The Cowboy Hat
By Jonnie Hughes May 22, 2013Where did the idea for the cowboy hat come from?. There are three answers to this question, each more provocative than the last.
The textbook answer is that John Batterson Stetson invented the cowboy hat in the 1860s after joining the gold rush to Colorado. The son of a hatter, Stetson noticed the Wild West was short of bespoke headwear. At that time, cowboys had a choice of floppy felt hats, raccoon skins or Derbies. None were perfect for a life in which the rain, wind, dust, sun and cold took turns to torment. So Stetson stitched together fur felts to make a wide-brimmed hat with a tall crown. It looked ridiculous, but it was stiff, waterproof, and cool. He marketed it as ‘The Boss of the Plains’ and it took the West by storm.
Answer number two: the fact is, The Boss of the Plains didn’t look anything like the cowboy hat we know today. The crown was a uniform dome, with no peaks or dents. The brim was flat, no rolled edges. So Stetson didn’t invent the cowboy hat – the cowboys must have.
The crucial factor is that The Boss was a pricey hat, so each cowboy only ever bought one. They were worn until they fell apart – each night under the stars, rolling the brim, each “yee-haw” denting the crown. Soon enough, in the railhead towns, all the true cowboys wore battered hats, so an aesthetic was born that represented the untamed West – the pursed, rolled cowboy hat. Anyone wanting to blend in had to have one. Stetson and other manufacturers obliged, evolving their ranges over the years to reflect this desire.
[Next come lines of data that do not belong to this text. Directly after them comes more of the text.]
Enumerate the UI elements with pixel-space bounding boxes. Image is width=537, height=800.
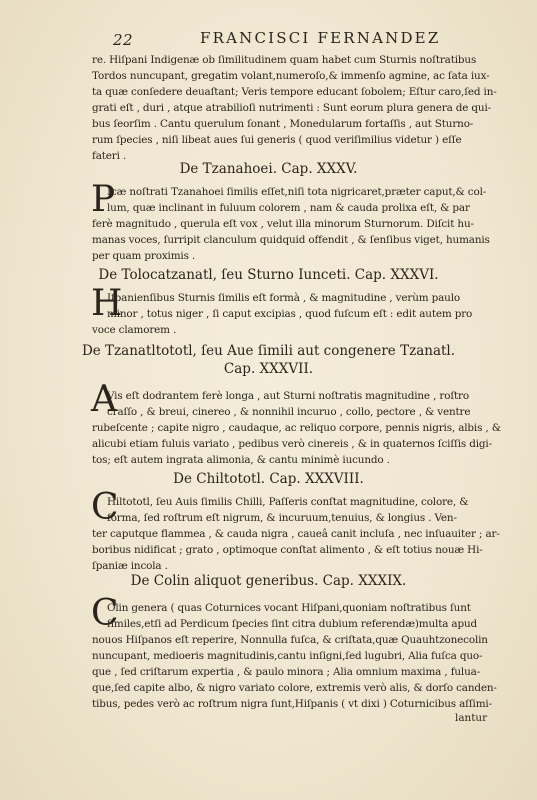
text-line: re. Hiſpani Indigenæ ob ſimilitudinem quam habet cum Sturnis noſtratibus bbox=[92, 54, 477, 66]
text-line: grati eſt , duri , atque atrabilioſi nutrimenti : Sunt eorum plura genera de qui- bbox=[92, 102, 492, 114]
text-line: que,ſed capite albo, & nigro variato colore, extremis verò alis, & dorſo canden- bbox=[92, 682, 497, 694]
text-line: per quam proximis . bbox=[92, 250, 196, 262]
page-number: 22 bbox=[113, 31, 134, 49]
text-line: ter caputque flammea , & cauda nigra , caueâ canit incluſa , nec inſuauiter ; ar- bbox=[92, 528, 500, 540]
drop-cap: A bbox=[91, 379, 117, 420]
chapter-heading: De Chiltototl. Cap. XXXVIII. bbox=[173, 471, 364, 487]
text-line: minor , totus niger , ſi caput excipias , quod fuſcum eſt : edit autem pro bbox=[107, 308, 473, 320]
text-line: voce clamorem . bbox=[92, 324, 177, 336]
text-line: fateri . bbox=[92, 150, 127, 162]
drop-cap: H bbox=[91, 283, 123, 324]
drop-cap: P bbox=[91, 179, 116, 220]
text-line: Icæ noſtrati Tzanahoei ſimilis eſſet,niſi tota nigricaret,præter caput,& col- bbox=[107, 186, 487, 198]
text-line: nuncupant, medioeris magnitudinis,cantu inſigni,ſed lugubri, Alia fuſca quo- bbox=[92, 650, 483, 662]
catchword: lantur bbox=[455, 712, 488, 724]
text-line: ta quæ conſedere deuaſtant; Veris tempore educant ſobolem; Eſtur caro,ſed in- bbox=[92, 86, 497, 98]
text-line: manas voces, ſurripit clanculum quidquid offendit , & ſenſibus viget, humanis bbox=[92, 234, 490, 246]
text-line: ſpaniæ incola . bbox=[92, 560, 168, 572]
text-line: alicubi etiam fuluis variato , pedibus verò cinereis , & in quaternos ſciſſis digi- bbox=[92, 438, 492, 450]
text-line: rubeſcente ; capite nigro , caudaque, ac reliquo corpore, pennis nigris, albis , & bbox=[92, 422, 501, 434]
text-line: Hiltototl, ſeu Auis ſimilis Chilli, Paſſeris conſtat magnitudine, colore, & bbox=[107, 496, 469, 508]
text-line: Iſpanienſibus Sturnis ſimilis eſt formà , & magnitudine , verùm paulo bbox=[107, 292, 460, 304]
drop-cap: C bbox=[91, 487, 119, 528]
chapter-heading: De Tolocatzanatl, ſeu Sturno Iunceti. Cap. XXXVI. bbox=[98, 267, 439, 283]
text-line: Tordos nuncupant, gregatim volant,numeroſo,& immenſo agmine, ac ſata iux- bbox=[92, 70, 490, 82]
text-line: craſſo , & breui, cinereo , & nonnihil incuruo , collo, pectore , & ventre bbox=[107, 406, 471, 418]
text-line: ferè magnitudo , querula eſt vox , velut illa minorum Sturnorum. Diſcit hu- bbox=[92, 218, 474, 230]
text-line: ſimiles,etſi ad Perdicum ſpecies ſint citra dubium referendæ)multa apud bbox=[107, 618, 478, 630]
chapter-number: Cap. XXXVII. bbox=[223, 361, 314, 377]
text-line: Vis eſt dodrantem ferè longa , aut Sturni noſtratis magnitudine , roſtro bbox=[107, 390, 469, 402]
chapter-heading: De Colin aliquot generibus. Cap. XXXIX. bbox=[130, 573, 407, 589]
page-header bbox=[0, 27, 537, 49]
chapter-heading: De Tzanahoei. Cap. XXXV. bbox=[179, 161, 358, 177]
text-line: tibus, pedes verò ac roſtrum nigra ſunt,Hiſpanis ( vt dixi ) Coturnicibus aſſimi- bbox=[92, 698, 492, 710]
text-line: bus ſeorſim . Cantu querulum ſonant , Monedularum fortaſſis , aut Sturno- bbox=[92, 118, 474, 130]
text-line: rum ſpecies , niſi libeat aues ſui generis ( quod veriſimilius videtur ) eſſe bbox=[92, 134, 462, 146]
text-line: tos; eſt autem ingrata alimonia, & cantu minimè iucundo . bbox=[92, 454, 390, 466]
text-line: forma, ſed roſtrum eſt nigrum, & incuruum,tenuius, & longius . Ven- bbox=[107, 512, 457, 524]
drop-cap: C bbox=[91, 593, 119, 634]
text-line: lum, quæ inclinant in fuluum colorem , nam & cauda prolixa eſt, & par bbox=[107, 202, 470, 214]
text-line: Olin genera ( quas Coturnices vocant Hiſpani,quoniam noſtratibus ſunt bbox=[107, 602, 471, 614]
chapter-heading: De Tzanatltototl, ſeu Aue ſimili aut congenere Tzanatl. bbox=[81, 343, 456, 359]
text-line: boribus nidificat ; grato , optimoque conſtat alimento , & eſt totius nouæ Hi- bbox=[92, 544, 483, 556]
text-line: que , ſed criſtarum expertia , & paulo minora ; Alia omnium maxima , fulua- bbox=[92, 666, 481, 678]
text-line: nouos Hiſpanos eſt reperire, Nonnulla fuſca, & criſtata,quæ Quauhtzonecolin bbox=[92, 634, 488, 646]
running-head: FRANCISCI FERNANDEZ bbox=[200, 29, 441, 47]
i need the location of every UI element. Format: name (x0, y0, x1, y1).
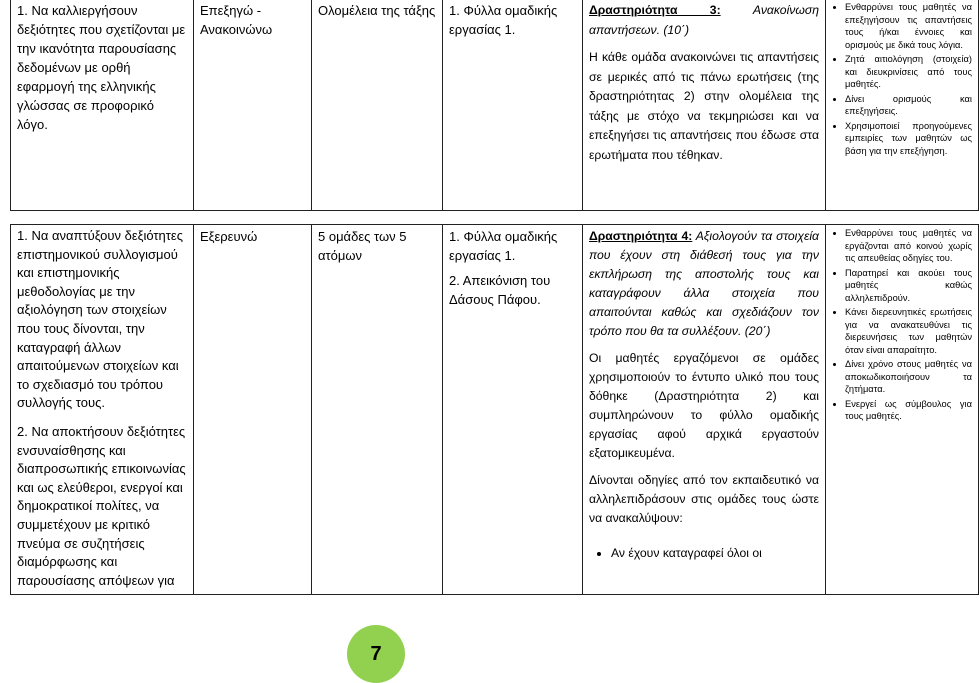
teacher-role-list (832, 227, 972, 423)
materials-cell (443, 225, 583, 595)
method-text: Εξερευνώ (200, 229, 258, 244)
list-item: • Δίνει χρόνο στους μαθητές να αποκωδικοποιήσουν τα ζητήματα. (845, 358, 972, 396)
activity-description-2: Δίνονται οδηγίες από τον εκπαιδευτικό να αλληλεπιδράσουν στις ομάδες τους ώστε να ανακαλύψουν: (589, 473, 819, 525)
list-item: • Δίνει ορισμούς και επεξηγήσεις. (845, 93, 972, 118)
activity-cell (583, 0, 826, 211)
activity-description-1: Οι μαθητές εργαζόμενοι σε ομάδες χρησιμοποιούν το έντυπο υλικό που τους δόθηκε (Δραστηριότητα 2) και συμπληρώνουν το φύλλο ομαδικής εργασίας αφού αρχικά εργαστούν εξατομικευμένα. (589, 351, 819, 460)
list-item: • Ενεργεί ως σύμβουλος για τους μαθητές. (845, 398, 972, 423)
materials-cell (443, 0, 583, 211)
list-item: • Χρησιμοποιεί προηγούμενες εμπειρίες των μαθητών ως βάση για την επεξήγηση. (845, 120, 972, 158)
list-item: • Κάνει διερευνητικές ερωτήσεις για να ανακατευθύνει τις διερευνήσεις των μαθητών όταν είναι απαραίτητο. (845, 306, 972, 356)
teacher-role-cell (826, 225, 979, 595)
teacher-role-cell (826, 0, 979, 211)
list-item: • Ζητά αιτιολόγηση (στοιχεία) και διευκρινίσεις από τους μαθητές. (845, 53, 972, 91)
list-item: • Ενθαρρύνει τους μαθητές να επεξηγήσουν τις απαντήσεις τους ή/και έννοιες και ορισμούς με δικά τους λόγια. (845, 1, 972, 51)
activity-title-rest: Ανακοίνωση απαντήσεων. (10΄) (589, 3, 819, 37)
activity-cell (583, 225, 826, 595)
list-item: • Αν έχουν καταγραφεί όλοι οι (611, 544, 819, 563)
method-text: Επεξηγώ - Ανακοινώνω (200, 3, 273, 37)
table-row (11, 225, 979, 595)
list-item: • Παρατηρεί και ακούει τους μαθητές καθώς αλληλεπιδρούν. (845, 267, 972, 305)
objective-cell (11, 0, 194, 211)
materials-text: 1. Φύλλα ομαδικής εργασίας 1. (449, 3, 558, 37)
page-number: 7 (370, 642, 382, 665)
material-1-text: 1. Φύλλα ομαδικής εργασίας 1. (449, 229, 558, 263)
objective-2-text: 2. Να αποκτήσουν δεξιότητες ενσυναίσθησης και διαπροσωπικής επικοινωνίας και ως ελεύθεροι, ενεργοί και δημοκρατικοί πολίτες, να συμμετέχουν με κριτικό πνεύμα σε συζητήσεις διαμόρφωσης και παρουσίασης απόψεων για (17, 423, 186, 588)
grouping-cell (312, 0, 443, 211)
method-cell (194, 0, 312, 211)
activity-description: Η κάθε ομάδα ανακοινώνει τις απαντήσεις σε μερικές από τις πάνω ερωτήσεις (της δραστηριότητας 2) στην ολομέλεια της τάξης με στόχο να τεκμηριώσει και να επεξηγήσει τις απαντήσεις που έδωσε στα ερωτήματα που τέθηκαν. (589, 50, 819, 162)
activity-title-rest: Αξιολογούν τα στοιχεία που έχουν στη διάθεσή τους για την εκπλήρωση της αποστολής τους και καταγράφουν άλλα στοιχεία που απαιτούνται καθώς και σχεδιάζουν τον τρόπο που θα τα συλλέξουν. (20΄) (589, 229, 819, 338)
page-number-badge (347, 625, 405, 683)
method-cell (194, 225, 312, 595)
activity-title: Δραστηριότητα 4: (589, 229, 693, 243)
activity-heading (589, 1, 819, 40)
grouping-text: 5 ομάδες των 5 ατόμων (318, 229, 407, 263)
objective-1-text: 1. Να αναπτύξουν δεξιότητες επιστημονικού συλλογισμού και επιστημονικής μεθοδολογίας με την αξιολόγηση των στοιχείων που τους δίνονται, την καταγραφή άλλων απαιτούμενων στοιχείων και το σχεδιασμό του τρόπου συλλογής τους. (17, 228, 183, 411)
grouping-cell (312, 225, 443, 595)
activity-heading (589, 227, 819, 341)
grouping-text: Ολομέλεια της τάξης (318, 3, 436, 18)
activity-bullet-list (589, 544, 819, 563)
activity-title: Δραστηριότητα 3: (589, 3, 721, 17)
lesson-table-top (10, 0, 979, 211)
objective-text: 1. Να καλλιεργήσουν δεξιότητες που σχετίζονται με την ικανότητα παρουσίασης δεδομένων με ορθή εφαρμογή της ελληνικής γλώσσας σε προφορικό λόγο. (17, 3, 186, 132)
lesson-table-bottom (10, 224, 979, 595)
table-row (11, 0, 979, 211)
list-item: • Ενθαρρύνει τους μαθητές να εργάζονται από κοινού χωρίς τις απευθείας οδηγίες του. (845, 227, 972, 265)
objective-cell (11, 225, 194, 595)
material-2-text: 2. Απεικόνιση του Δάσους Πάφου. (449, 273, 551, 307)
teacher-role-list (832, 1, 972, 157)
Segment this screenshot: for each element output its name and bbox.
What we regard today as the cowboy hat is a product of the climate, the hard Western life and the purchasing selections of a hundred thousand cowboys.
Upon production, Stetson’s hat entered a design journey through the selections of a century of cowboys. But it would be wrong to think that the cowboys collectively planned the route. They chose their hats for ‘whatever reasons’ – practical considerations, aesthetic judgements, unfathomable yearnings – no two selections alike. The hat simply bounced through this environment, its form changing subtly for forgotten reasons with each generation. End result: a mindless, unplanned ascent to the hat we know today.
Through meme goggles, no one invented the cowboy hat. If anything, it invented itself.
The American barn
The history of the cowboy hat suggests how idea selection comes about, but what about idea variation, the second vital ingredient of Darwinian evolution. Without variation, after all, there is nothing to select.
As I drove across the plains, a perfect case of idea variation materialized on the side of the highway, with examples every few miles – the American barn. American barns are icons of the West – big, often red, their doors at the gable end, their roofs crooked in cross-section, like a broken stick. It’s an ingenious design because the roof maximizes the volume of storage space available for crops to overwinter. Where did it come from? The American barn is a composite of the barns the Germans and English built on the east coast, with a crooked roof borrowed from Dutch houses for good measure.
But although the mongrel barns on the highway are clearly now the same ‘species’, no two are exactly alike. They have differing door designs, roof lengths, window heights, build materials. What causes this variation? The normal response is to say they vary because the farmers wanted them to vary. But, once again, these goggles question that assumption.
Most of the barns I see are pre-industrial, ‘raised’ by a community, rather than designed by an architect. Picture the scene at one of these barn-raisings: dozens of men and women, some with experience, others without; plenty with strong opinions on what to do when. As the barn goes up, these opinions will be voiced, discussions entertained, decisions made. The availability of funds and building materials, the lie of the land, the wind direction will all play their part.
Ultimately, the barn will come together only upon the negotiation of all these opinions and contributing factors – a unique barn realized imperfectly: the result of a never-to-be-repeated interplay between competing instructions, the peculiarities of the environment and a pinch of good old-fashioned randomness – just like you or I.